The Ann Arbor-based startup won the 2014 Edmunds Hackomotive contest in February. It racked up dozens of customers for its mobile software platform soon after. By October, Edmunds acquired it.

"It all happened pretty quickly," says Steve Schwartz, co-founder of Carcode SMS.

That's a pretty accelerated timeline for a profitable exit even by tech startup standards. However, there is a bit more to the story than just those key events.

"The funny thing is you always hear about the overnight success that took years to build," Schwartz says. "We have that sort of thing going on."

Carcode SMS built a website plugin that enables consumers to text automotive dealership staff and inquire about a specific car. The software assigns local cell phone numbers to dealerships so mobile shoppers can text them and provides the dealership with an app that allows staff to respond and manage conversations in a compliant environment.

That wasn't the genesis of Carcode SMS. The Tech Brewery-based startup got its starts a couple of years ago creating mobile technology for automotive dealerships that leveraged QR codes. It had some minor success with it before the three-person team pivoted a year ago to focus on the text-message conversations platform. It turns out those initial years of building up a reputation paid off when the startup found its true calling.

"We had the advantage of having our original product and having customers to talk to already," Schwartz says.

The pivoted version of Carcode SMS was a bit more focused. Instead of building its own customer base from the ground up again, the startup wanted to find a way to partner with a bigger firm with a built-in clientele. The 2014 Edmunds Hackomotive presented that opportunity. It was the company's first business plan competition and served as the launch site for its incubator, which Carcode SMS took one the first spots in soon after winning the contest.

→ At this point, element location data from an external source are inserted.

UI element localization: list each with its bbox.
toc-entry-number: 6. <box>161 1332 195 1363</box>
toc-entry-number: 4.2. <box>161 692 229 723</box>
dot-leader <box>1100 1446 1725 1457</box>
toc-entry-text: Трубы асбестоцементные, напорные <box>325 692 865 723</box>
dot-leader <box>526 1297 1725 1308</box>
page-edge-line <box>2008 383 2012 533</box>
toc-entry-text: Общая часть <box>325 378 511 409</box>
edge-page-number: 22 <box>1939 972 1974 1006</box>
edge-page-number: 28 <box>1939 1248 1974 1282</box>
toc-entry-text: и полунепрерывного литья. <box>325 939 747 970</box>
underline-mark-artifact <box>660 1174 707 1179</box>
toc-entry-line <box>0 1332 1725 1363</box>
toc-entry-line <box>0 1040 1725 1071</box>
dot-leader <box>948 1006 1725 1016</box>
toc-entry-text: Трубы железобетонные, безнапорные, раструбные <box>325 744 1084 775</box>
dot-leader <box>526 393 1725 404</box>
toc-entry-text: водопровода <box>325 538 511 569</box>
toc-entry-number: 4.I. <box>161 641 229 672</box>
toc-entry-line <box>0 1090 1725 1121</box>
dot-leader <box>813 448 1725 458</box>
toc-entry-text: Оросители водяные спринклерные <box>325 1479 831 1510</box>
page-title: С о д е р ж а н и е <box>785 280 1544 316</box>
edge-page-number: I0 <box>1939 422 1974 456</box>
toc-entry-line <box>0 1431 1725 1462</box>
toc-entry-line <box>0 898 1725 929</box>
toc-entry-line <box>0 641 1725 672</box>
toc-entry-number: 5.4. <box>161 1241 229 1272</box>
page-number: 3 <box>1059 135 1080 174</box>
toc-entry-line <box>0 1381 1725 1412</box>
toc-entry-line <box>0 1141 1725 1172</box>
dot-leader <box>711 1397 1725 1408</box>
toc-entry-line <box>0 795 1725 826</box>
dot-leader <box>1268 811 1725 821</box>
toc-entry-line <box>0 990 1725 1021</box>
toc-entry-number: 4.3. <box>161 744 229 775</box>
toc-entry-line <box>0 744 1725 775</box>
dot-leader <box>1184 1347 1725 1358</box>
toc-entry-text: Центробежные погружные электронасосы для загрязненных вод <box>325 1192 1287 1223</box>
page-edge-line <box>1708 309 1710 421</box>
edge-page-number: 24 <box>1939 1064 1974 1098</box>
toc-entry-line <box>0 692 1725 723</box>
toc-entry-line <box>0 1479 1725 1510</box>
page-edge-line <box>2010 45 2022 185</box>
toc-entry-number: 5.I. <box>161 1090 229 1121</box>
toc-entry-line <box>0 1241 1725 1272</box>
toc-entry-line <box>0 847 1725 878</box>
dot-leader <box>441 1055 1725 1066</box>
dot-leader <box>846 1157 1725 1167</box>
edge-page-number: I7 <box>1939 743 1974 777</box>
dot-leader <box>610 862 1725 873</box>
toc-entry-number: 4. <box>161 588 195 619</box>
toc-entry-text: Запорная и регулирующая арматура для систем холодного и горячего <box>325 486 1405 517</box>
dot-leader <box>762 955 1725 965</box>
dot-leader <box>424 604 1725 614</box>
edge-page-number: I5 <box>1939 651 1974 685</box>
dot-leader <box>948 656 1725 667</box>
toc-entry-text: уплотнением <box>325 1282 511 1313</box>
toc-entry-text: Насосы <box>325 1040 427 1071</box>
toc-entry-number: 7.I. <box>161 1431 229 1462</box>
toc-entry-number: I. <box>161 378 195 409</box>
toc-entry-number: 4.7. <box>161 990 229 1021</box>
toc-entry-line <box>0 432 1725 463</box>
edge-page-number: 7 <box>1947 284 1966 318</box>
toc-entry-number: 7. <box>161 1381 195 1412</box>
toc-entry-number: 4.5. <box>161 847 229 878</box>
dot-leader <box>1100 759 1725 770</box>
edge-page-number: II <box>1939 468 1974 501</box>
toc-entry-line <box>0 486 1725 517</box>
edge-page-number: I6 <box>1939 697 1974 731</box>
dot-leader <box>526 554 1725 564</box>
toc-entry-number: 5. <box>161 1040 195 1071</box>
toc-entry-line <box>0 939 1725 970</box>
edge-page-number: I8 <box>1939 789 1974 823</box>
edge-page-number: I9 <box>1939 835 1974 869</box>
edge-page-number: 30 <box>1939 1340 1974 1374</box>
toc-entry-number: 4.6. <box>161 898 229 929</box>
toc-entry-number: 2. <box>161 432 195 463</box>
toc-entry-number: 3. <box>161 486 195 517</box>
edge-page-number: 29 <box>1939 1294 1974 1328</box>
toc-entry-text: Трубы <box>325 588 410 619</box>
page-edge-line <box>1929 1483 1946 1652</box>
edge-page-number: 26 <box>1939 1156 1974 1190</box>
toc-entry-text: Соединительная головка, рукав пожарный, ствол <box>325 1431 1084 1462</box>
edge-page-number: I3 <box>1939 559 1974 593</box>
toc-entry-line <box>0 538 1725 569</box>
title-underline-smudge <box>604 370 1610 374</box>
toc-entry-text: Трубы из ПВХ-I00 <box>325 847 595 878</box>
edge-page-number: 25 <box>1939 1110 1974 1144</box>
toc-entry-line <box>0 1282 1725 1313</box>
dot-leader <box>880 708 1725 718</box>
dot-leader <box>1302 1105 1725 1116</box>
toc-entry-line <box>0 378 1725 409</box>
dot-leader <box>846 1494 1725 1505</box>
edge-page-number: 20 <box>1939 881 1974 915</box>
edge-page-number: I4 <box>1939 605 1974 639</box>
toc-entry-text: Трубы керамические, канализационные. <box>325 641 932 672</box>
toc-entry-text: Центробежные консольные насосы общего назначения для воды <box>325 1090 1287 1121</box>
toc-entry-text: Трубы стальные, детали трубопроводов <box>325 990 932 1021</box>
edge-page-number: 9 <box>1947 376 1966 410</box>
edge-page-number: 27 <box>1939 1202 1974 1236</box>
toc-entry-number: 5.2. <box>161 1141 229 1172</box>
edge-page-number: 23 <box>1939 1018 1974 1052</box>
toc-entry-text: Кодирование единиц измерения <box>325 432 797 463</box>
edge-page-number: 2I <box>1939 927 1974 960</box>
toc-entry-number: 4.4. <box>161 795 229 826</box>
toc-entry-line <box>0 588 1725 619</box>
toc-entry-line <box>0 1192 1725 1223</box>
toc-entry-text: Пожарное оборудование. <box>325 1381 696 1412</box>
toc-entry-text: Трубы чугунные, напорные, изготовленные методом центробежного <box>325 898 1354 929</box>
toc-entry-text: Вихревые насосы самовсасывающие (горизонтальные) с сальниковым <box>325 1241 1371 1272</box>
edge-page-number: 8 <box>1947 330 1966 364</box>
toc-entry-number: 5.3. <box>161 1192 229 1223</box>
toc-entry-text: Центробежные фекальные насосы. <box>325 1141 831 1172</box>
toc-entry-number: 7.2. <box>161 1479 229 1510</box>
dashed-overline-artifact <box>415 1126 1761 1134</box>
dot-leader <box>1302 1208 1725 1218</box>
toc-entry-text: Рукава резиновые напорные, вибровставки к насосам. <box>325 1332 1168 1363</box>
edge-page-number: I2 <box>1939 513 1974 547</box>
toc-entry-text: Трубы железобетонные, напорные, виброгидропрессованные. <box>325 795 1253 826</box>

"We always knew we wanted to get someone like Edmunds," Schwartz says. "We knew they would be our ideal customers."

Schwartz points out that there isn't a simple formula for hitting a success like this. There is a fair amount of good timing required to make it happen. Not to mention a lot of hard work and sacrifice over a long period of time.

"You can always do the right things and a lot of the time you won't have success," Schwartz says. "Often it takes a lot of luck."

His advice: Be in love with the problem.

"Founders always want to build something," Schwartz says. "It's easy to see what your building as an end when it's really a means."

Evolution is a key word in technology. New solutions to problems are being commercialized into new businesses everyday. It can be dizzying to keep up with at times. For Schwartz, it makes more sense to keep an eye on the problem than the solution you are trying to build for it.

"The solution often changes," Schwartz says.